One thing that has never come easily to me is trust.  Trusting people with my personal information, trusting people to follow through.  I would rather just not give them the chance to let me down, to disappoint.  But trust has managed to weasel its way into nearly every important element of our lives.  Even the one-dollar bill says In God We Trust.  The value of money itself is based in trust.  We don’t have gold reserves anymore.  Just think about capitalism… it’s trust.  Trust in those we don’t even know, those who don’t know us.  But society wouldn’t function without it.

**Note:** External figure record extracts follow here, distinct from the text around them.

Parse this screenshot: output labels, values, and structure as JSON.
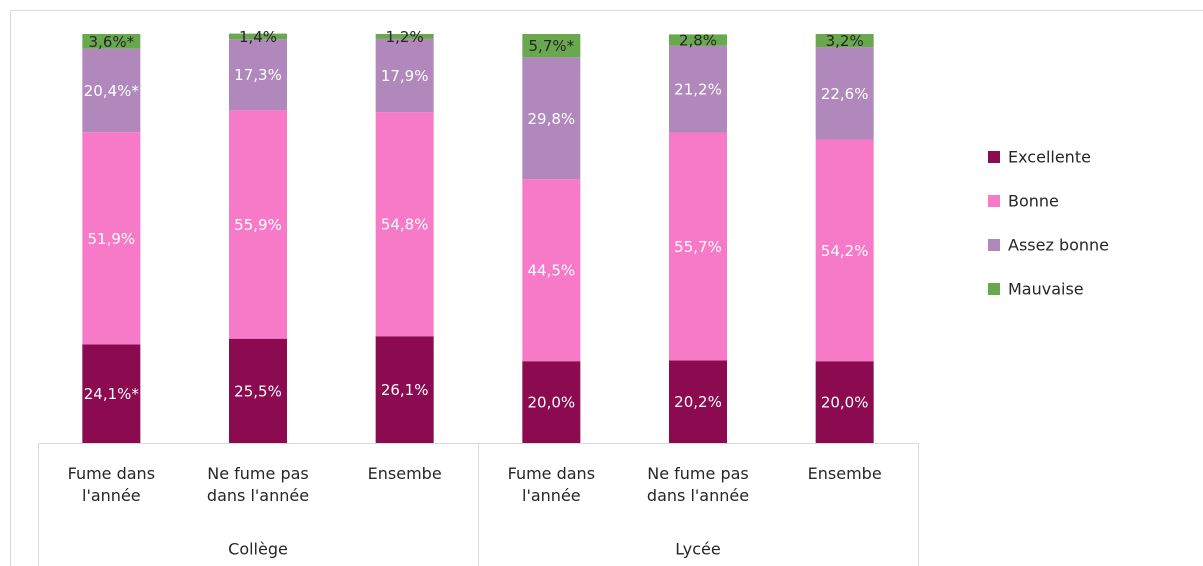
{
  "chart_data": {
    "type": "stacked_bar",
    "categories": [
      "Fume dans l'année",
      "Ne fume pas dans l'année",
      "Ensembe",
      "Fume dans l'année",
      "Ne fume pas dans l'année",
      "Ensembe"
    ],
    "groups": [
      "Collège",
      "Lycée"
    ],
    "ylim": [
      0,
      100
    ],
    "legend": "right",
    "series": [
      {
        "name": "Excellente",
        "color": "#8b0a50",
        "label_color": "#ffffff",
        "values": [
          24.1,
          25.5,
          26.1,
          20.0,
          20.2,
          20.0
        ],
        "value_labels": [
          "24,1%*",
          "25,5%",
          "26,1%",
          "20,0%",
          "20,2%",
          "20,0%"
        ]
      },
      {
        "name": "Bonne",
        "color": "#f77ac8",
        "label_color": "#ffffff",
        "values": [
          51.9,
          55.9,
          54.8,
          44.5,
          55.7,
          54.2
        ],
        "value_labels": [
          "51,9%",
          "55,9%",
          "54,8%",
          "44,5%",
          "55,7%",
          "54,2%"
        ]
      },
      {
        "name": "Assez bonne",
        "color": "#b088bc",
        "label_color": "#ffffff",
        "values": [
          20.4,
          17.3,
          17.9,
          29.8,
          21.2,
          22.6
        ],
        "value_labels": [
          "20,4%*",
          "17,3%",
          "17,9%",
          "29,8%",
          "21,2%",
          "22,6%"
        ]
      },
      {
        "name": "Mauvaise",
        "color": "#6aa84f",
        "label_color": "#262626",
        "values": [
          3.6,
          1.4,
          1.2,
          5.7,
          2.8,
          3.2
        ],
        "value_labels": [
          "3,6%*",
          "1,4%",
          "1,2%",
          "5,7%*",
          "2,8%",
          "3,2%"
        ]
      }
    ]
  }
}
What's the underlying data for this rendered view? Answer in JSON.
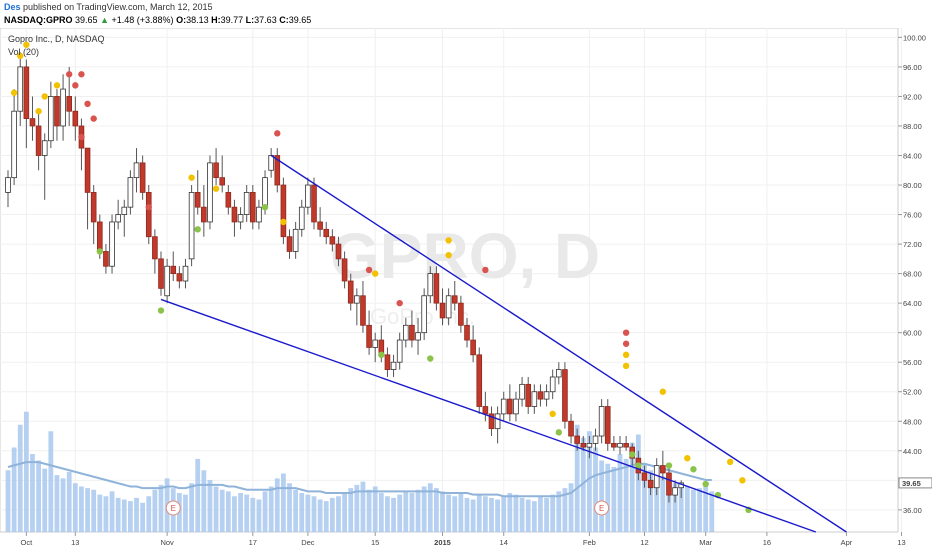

I arrived at this rant about trust because of a current debate I’ve been following in microfinance.  SKS, now India’s largest MFI, announced an initial public offering  just over three months ago.  Compartamos, an MFI in Mexico, has been publicly traded for years, but this is still a big step, and possibly an indication of where the microfinance industry is headed.  From what I’ve gathered it boils down to a couple main points of contention: Does commercialized microfinance imply exploitation and/or mission drift?
The benefits of being an aggressively for-profit MFI are evident: SKS reports an annual compound growth rate of 165% since 2004.  That represents millions of poor people who now have access to financial services, and women who have been empowered.  Furthermore, because SKS has reached such a large scale, they have been able to utilize their unique distribution channels to strike special deals with other for-profit companies to offer products such as cell phones, water purifiers, and sanitary pads to the poor at drastically lower prices.  Things they wouldn’t otherwise have access to; things I take for granted every day.
So what’s all the fuss about?  Microfinance is about helping the poor help themselves, giving them access to capital, formal savings products, life insurance, things ordinary banks have denied them for centuries.  Its mission is based solely around the best interest of the borrower, the client, the poor.  With commercialization, new major players are introduced: stakeholders (and not just the clients themselves as in Grameen Bank).  Profits no longer solely go back to the borrowers, but out to other stakeholders.  Is this pushing the industry towards loan sharking and profiteering?  Will short-term investor needs overshadow long-term strategy and dedication to the needs of the poor?
Thus far, I say no.  Going public has helped SKS achieve significantly greater outreach, better and more diversified products and services, and they are now under the ever-critical public eye.  Governance must be more transparent.  But once again it’s a matter of trust.  SKS is an extremely powerful institution that could easily, I mean easily, exploit the poor.  In a big way.  So do we say it’s not worth the risk?  Or do we trust them, and ourselves, to put the right people in charge and stay true to microfinance’s mission so that this life-changing industry can continue to grow? 
It’s not an easy decision.  Trust me.            

1 comment:

  1. The sooner MFIs are seen as profit enterprises, the better. The longer they pretend they are pro-poor, the longer they discredit the NGO sector that gave birth to a Frankenstein. By 2014, they target to reach 110 million borrowers. Remarkably, despite two decades of operations, if statistics are to be believed, these MFIs currently reach just 20 million people in the country, a good proportionate of them, multiple counted. Yet, they succeed in gaining an attention, so disproportionate to this minuscule reach. Act now to prevent them from becoming an epidemic scourge in the country. Act now, when they are most vulnerable. And how do we know they are vulnerable? Because Vijay Mahajan, the father of MFIs in India tells us so:

    “We are facing collapse. Unless something changes on the ground, the industry as we know it is basically gone.”

    Mahajan, we have news for you. The day when the likes of you are gone, that will be the turning point for the fight against poverty!

    What’s wrong with Micro-finance Institutions? Practically everything as the case of SKS illustrates.